Trapezius muscle, in simple words, connects one’s neck, shoulder, arms, and back. They support them and are aesthetically a jaw-dropper. These muscles are large and need a dedicated workout session with simple yet effective exercises.
Pick a day between the upper body and legs workout. The exercise is to do Shrugs with barbells and dumbbells, all it requires is front and rear shrugs. The training is relatively easy in technique, hold the barbell or a dumbbell in front of your thighs or behind, use the shoulder ball as a pivot and squeeze the muscle between the same and the neck with explosive compression. Hold in the compressed position for a second and extend it to the start position on a count of 5 secs. The workout should be intense and reach muscle failure eventually.

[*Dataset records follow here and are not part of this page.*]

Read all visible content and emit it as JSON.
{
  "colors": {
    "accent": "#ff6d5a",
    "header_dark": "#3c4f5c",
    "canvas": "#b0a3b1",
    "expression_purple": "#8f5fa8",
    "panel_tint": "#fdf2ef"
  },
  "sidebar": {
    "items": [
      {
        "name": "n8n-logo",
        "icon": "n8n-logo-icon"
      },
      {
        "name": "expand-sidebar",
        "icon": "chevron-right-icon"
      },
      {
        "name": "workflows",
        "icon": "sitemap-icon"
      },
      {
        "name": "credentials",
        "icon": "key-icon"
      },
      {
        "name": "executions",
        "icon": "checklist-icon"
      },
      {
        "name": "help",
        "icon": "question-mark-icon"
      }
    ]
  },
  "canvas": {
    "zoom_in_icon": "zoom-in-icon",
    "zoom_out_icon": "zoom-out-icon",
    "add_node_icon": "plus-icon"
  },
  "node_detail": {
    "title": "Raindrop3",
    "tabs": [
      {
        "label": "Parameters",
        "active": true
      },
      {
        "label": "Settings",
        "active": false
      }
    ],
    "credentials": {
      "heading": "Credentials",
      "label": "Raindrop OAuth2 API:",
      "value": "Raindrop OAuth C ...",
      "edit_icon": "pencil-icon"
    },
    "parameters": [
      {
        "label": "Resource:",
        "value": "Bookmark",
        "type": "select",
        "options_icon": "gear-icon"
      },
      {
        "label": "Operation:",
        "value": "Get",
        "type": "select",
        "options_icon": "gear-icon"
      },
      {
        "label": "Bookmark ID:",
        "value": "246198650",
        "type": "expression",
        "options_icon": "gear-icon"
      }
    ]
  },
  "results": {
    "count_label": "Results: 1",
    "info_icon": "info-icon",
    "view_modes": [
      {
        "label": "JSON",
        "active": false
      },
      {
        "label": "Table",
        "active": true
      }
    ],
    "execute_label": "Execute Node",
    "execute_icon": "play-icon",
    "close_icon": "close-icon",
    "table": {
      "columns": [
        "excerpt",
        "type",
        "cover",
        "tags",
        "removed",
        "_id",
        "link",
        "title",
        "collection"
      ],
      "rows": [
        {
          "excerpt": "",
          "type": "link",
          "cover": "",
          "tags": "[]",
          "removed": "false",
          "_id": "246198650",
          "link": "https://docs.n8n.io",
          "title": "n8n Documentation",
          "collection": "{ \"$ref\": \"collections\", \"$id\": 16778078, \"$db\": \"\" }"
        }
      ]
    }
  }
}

With the technique of the workout clear, the overall sets have to be around 20. Forward shrugs ten sets and rest rear shrugs. The weights lifted have to be around one’s six rep max, as this muscle requires the right overload to activate the slow and fast-twitch fibres. Repeat this sequence once a week and observe the slow bugle in one’s shirt and watch the jaws drop.
Of course, a good nutritional plan and rest, as mentioned in my previous blogs, will enhance one’s results.
Cheers and work your way to hulk up with that trapezius.